The Karachi Biennale proved to be a disappointing case of policing art by the very municipalities which were supposed to foster dialogue on public art
Second, R.M. Naeem’s installation on the upper walkway of the pier, titled ‘Open to the Sky’, stretches in all its physicality well beyond the viewer’s gaze. Naeem has used tonnes of red and green chillies under the sun, as they are sun-dried in the interior of the province, to construct a semblance of mass graves. They say that if you speak between the lines, you can get away with murder, as the authorities have no problem with this particular depiction of graves. However, there is a problematic and jarring sense of spectacle in this design-based installation.
However, sculptor Adeela Suleman’s construction of 444 graves in her installation ‘The Killing Fields of Karachi’, in and outside the colonial Frere Hall, became the site of discontent, vandalism, censorship and protest.
Suleman re-imagines and narrates the investigation into former SSP Rao Anwar’s “fake” police encounters as a sculptor and has been referencing violence in her practice for over a decade. Ironically, it did not strike the Biennale Trustees or the curator, that the real discursive space was unfolding right before them, when Suleman’s work was sealed and removed from sight by the authorities.

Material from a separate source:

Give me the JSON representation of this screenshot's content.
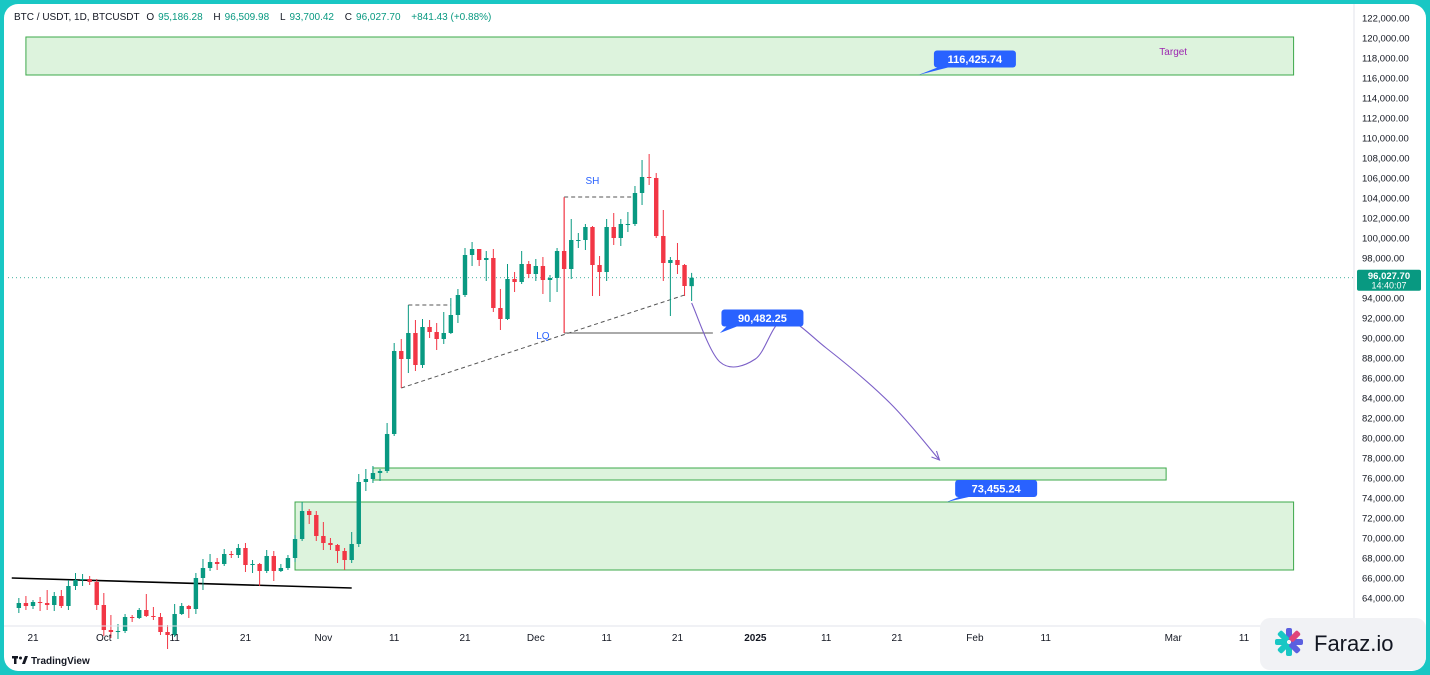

Moreover, the mega installations of the most celebrated Pakistani artists, Rashid Rana and Imran Qureshi, in the main hall of the Frere Hall were also sealed off by the enraged authorities. It left many wondering what it means to protest this violation of human rights, as well as of the policing of art by the same municipality and Biennale Trust that are supposedly fostering the art in public venues. The viewing of Suleman, Rana and Qureshi’s works has moved on to YouTube, as has the discussion. Online, the audiences are not the locals and select invitees of the KB, but mainstream world media organisations of human rights and famous museums.
Qureshi’s installation titled, ‘A Garden Within’, consists of thousands of pieces of crumpled paper with printed foliage of his drawings. The work mirrors the dust and mildew destroying the priceless books and periodicals in the Frere Hall library with no working lighting system on the ground floor. Qureshi spoke about recycling the paper to donate to schools in low-income localities, but there is a higher chance that the mounds of paper may now find home on a landfill site or a dumpster.
And what could be more telling than the image in Rana’s video montage titled ‘Beauty Lies’ (2019) Rana is filmed standing atop of what seems like the world’s biggest dumping site, located on the outskirts of Karachi. Perhaps, the city government could not risk the audience watching the artist scrutinising the site of their own failure in managing Karachi’s garbage disposal.
There are many more issues and artworks that cannot be discussed here due to space constraints. If the Biennale Trust is to survive in the future and play a proactive role in influencing a genuine dialogue, it has to empower the curator and to accommodate individuals to resist the pressures from governmental bodies. But most of all, it needs to stand with the artists.